With the world being more connected, it’s easy to communicate with others. However it’s also a place where people can feel pressured. Considering social media is a place for those to show off big expenditures, many millennials around the world feel pressured to conform to those financial habits.
Even if it’s entirely unrealistic for them at the time.
People have made a point of showing financial milestones like getting a home or buying a car and posting it on social media. This sparks envy amongst some who then try to emulate that as well.
Social media has a massive influence on people so much that it’s sparked other people’s desires for other things beyond cars and houses. Take plastic surgery, another area where millennials are spending their money. It’s increasingly popular amongst social media influencers who are posting video after video of this. There’s also the before and after shots too.
Because of these habits it shouldn’t be a surprise that a 2018 survey by the American Academy of Facial Plastic and Reconstructive Surgery found that 72% of plastic surgeons reported seeing an increase in patients under 30 who want injectables or cosmetic surgery.
The final aspect to consider is how their philosophy at work works. Like everyone else, their primary source of income is through work and their overall attitude at work can make impacts on financial decisions.
To millennials, while pay and compensation are still important things, there are other factors that are more important to them. For example, many value autonomy, respect, and being treated fairly. They have expectations that their employers will provide these conditions in the workplace.
The other aspect to consider is that now that they have online access, they’re more aware of their peer and superiors’ earnings. They also are aware of how much they are worth too, as well as what their rights and privileges are. Similar to their investment philosophy, they want work that’s able to enrich their own lives and of those around them.
Millennials today are faced with huge economic and financial challenges that can only be understood in hindsight.

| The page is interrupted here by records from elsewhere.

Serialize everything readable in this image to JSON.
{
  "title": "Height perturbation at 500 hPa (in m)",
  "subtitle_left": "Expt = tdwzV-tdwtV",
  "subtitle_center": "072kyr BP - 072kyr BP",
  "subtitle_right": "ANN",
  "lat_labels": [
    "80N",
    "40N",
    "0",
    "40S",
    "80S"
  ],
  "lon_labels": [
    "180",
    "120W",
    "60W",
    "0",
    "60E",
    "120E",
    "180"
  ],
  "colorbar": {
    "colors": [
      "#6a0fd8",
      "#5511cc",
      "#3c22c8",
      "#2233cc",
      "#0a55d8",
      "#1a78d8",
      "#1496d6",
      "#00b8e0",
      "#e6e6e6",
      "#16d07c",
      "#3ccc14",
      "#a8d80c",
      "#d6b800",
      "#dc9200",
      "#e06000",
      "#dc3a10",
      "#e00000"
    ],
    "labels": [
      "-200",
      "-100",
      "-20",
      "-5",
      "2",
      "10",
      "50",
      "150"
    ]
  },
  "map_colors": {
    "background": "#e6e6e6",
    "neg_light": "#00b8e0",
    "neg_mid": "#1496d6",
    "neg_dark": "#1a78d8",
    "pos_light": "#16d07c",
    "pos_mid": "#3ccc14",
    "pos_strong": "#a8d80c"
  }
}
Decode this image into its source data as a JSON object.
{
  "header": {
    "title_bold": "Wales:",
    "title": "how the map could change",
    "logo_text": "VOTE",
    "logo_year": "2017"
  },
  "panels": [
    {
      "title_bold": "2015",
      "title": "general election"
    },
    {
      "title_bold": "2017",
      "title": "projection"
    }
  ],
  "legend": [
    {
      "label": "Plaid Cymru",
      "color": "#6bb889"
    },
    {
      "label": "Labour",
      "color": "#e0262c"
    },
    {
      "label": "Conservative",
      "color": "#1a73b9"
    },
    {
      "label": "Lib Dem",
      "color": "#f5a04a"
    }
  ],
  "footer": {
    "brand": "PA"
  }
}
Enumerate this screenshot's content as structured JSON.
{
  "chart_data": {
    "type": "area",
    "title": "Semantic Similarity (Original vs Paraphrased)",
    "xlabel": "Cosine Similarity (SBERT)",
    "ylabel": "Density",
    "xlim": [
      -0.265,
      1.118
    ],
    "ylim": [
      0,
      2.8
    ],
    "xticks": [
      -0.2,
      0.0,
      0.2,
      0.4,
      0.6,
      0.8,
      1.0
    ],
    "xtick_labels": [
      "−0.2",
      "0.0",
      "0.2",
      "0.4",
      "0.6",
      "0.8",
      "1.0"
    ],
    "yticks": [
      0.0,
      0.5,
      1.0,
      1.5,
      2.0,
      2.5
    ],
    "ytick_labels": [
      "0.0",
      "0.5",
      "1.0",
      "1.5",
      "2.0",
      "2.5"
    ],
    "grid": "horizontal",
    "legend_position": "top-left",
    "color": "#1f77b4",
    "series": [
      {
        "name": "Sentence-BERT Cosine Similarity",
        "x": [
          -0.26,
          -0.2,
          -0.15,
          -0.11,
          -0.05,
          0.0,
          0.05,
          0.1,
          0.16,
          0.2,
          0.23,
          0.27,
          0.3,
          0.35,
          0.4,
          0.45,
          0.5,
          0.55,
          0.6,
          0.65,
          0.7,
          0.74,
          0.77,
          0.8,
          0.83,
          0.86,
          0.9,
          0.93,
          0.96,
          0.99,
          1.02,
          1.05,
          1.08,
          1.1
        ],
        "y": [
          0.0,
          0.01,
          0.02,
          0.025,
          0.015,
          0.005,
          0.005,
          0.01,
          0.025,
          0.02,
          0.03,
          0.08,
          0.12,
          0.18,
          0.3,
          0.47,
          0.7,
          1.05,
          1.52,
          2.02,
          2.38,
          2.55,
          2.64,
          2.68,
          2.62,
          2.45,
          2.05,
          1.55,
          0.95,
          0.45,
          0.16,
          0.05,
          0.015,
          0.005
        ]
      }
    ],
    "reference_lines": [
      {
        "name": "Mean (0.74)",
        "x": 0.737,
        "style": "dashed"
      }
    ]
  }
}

Their overall future is riddled with uncertainty compared to any other generation. Furthermore, this world has ingrained in their head that there are few, if any, absolutes in this world that they can rely on.
To them, their ability to succeed financially will depend a lot on the world that’s being formed, both economically and politically. Furthermore, it will also depend on whether they’re able to overcome the perceived – and false belief – sense of entitlement that society has branded them with.